Даже в поп-музыке, включая рэп, вы услышите многое из того, что когда-то ввели в обиход Пендерецкий и его современники: сегодня это обычные средства выразительности.
— Удалось ли вам услышать на фестивале что-либо кроме собственных выступлений?
— О да, я слышал «Саломею», «Пиковую даму», «Коронацию Поппеи» и «Итальянку в Алжире» — если не сами представления, то, по крайней мере, репетиции. Среди плюсов Зальцбурга — то, что основные сцены очень близко друг от друга и если у твоей репетиции полуторачасовой перерыв, ты можешь пойти на другую. К тому же для участников фестиваля открыты генеральные репетиции, и большинство из нас не упускает возможности их посетить.
— Как вы относитесь к практике вступительных слов перед концертами? Маркус Хинтерхойзер, например, против этого: он полагает, что даже радикально новая музыка должна сама находить путь к слушателю. Однако на российском опыте мы знаем, что публика воспринимает новую музыку не без труда и что слово дирижера может этому помочь; как вы полагаете?
— Эта проблема есть не только в России, она есть везде! (Смеется.) В том числе это огромная проблема в моей стране, в Штатах. Но это нормально. Все мы — люди, и всем нам неуютно, когда мы сталкиваемся с чем-то совсем непривычным, непохожим на то, что знакомо нам. В то же время, как ни парадоксально, люди, одержимые искусством, любят открывать новое, и почему мы вновь обращаемся, скажем, к Девятой симфонии Бетховена? Потому что мы ждем — и правильно делаем, — что благодаря бетховенскому гению и новой интерпретации нам удастся открыть в ней что-то, чего мы не слышали прежде.
Что касается вступительных слов, я иногда их говорю, хотя и без большого удовольствия: мне, например, не хочется, чтобы мне объясняли, чтó я сейчас буду переживать. Переживание должно быть моим собственным — если я иду в изысканный ресторан, мне будет не по душе, если к моему столику подойдут и скажут: вот спецпредложение шеф-повара, попробуйте одно с другим и с третьим, увидите, как чудесно это сочетается. Мне будет в высшей степени неприятно. Зачем кому-то объяснять мне, что с чем сочетается? Я предпочитаю решить это сам! Кроме того, частью постижения искусства является наша способность разбудить свои чувства и открыть что-то новое в самих себе. А это делает процесс знакомства с новым очень личным. Когда кто-то объясняет вам, чтó вам сейчас предстоит пережить, это перестает быть личным, переживание больше не ваше, и это неприятно. Вот почему я не хожу в рестораны, где дают подобные советы.
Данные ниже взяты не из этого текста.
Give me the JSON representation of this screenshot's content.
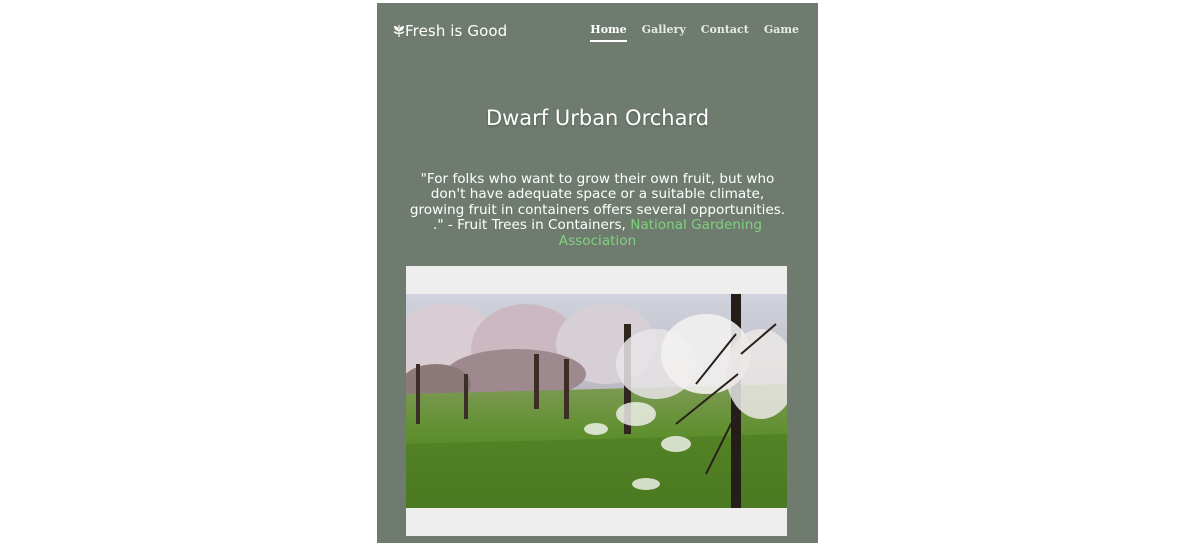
{
  "header": {
    "brand": "Fresh is Good",
    "brand_icon": "leaf-icon",
    "nav": [
      {
        "label": "Home",
        "active": true
      },
      {
        "label": "Gallery",
        "active": false
      },
      {
        "label": "Contact",
        "active": false
      },
      {
        "label": "Game",
        "active": false
      }
    ]
  },
  "main": {
    "title": "Dwarf Urban Orchard",
    "quote_text": "\"For folks who want to grow their own fruit, but who don't have adequate space or a suitable climate, growing fruit in containers offers several opportunities. .\" - Fruit Trees in Containers, ",
    "quote_link": "National Gardening Association"
  },
  "colors": {
    "page_bg": "#707b70",
    "link": "#7ed27e",
    "media_bg": "#eeeeee"
  }
}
— Однако со слушателями иногда все-таки говорите?
— Да, когда чувствую, что исполняемое сочинение слишком далеко от привычной публике системы координат. В этом случае несколько слов очень помогает. Я не говорю о том, чтó именно надо слушать, я не говорю, хороша пьеса или плоха, не даю информации, которую легко найти в интернете: это неинтересно — композитор жил тогда-то и прочее... Но я стараюсь поделиться с публикой тем, как я, исполнитель, искал путь к сочинению. Иногда это помогает слушателю найти свой путь к музыке, она больше не кажется такой странной и непонятной, в ней словно открывается дверь. По моему опыту, публика принимает это очень благодарно. Время от времени я так делаю, но с большой осторожностью, чтобы слушателям не показалось, будто я диктую, как надо слушать, как им должно понравиться. Нет, лишь приоткрыть дверь. А открытие слушатель совершает уже сам.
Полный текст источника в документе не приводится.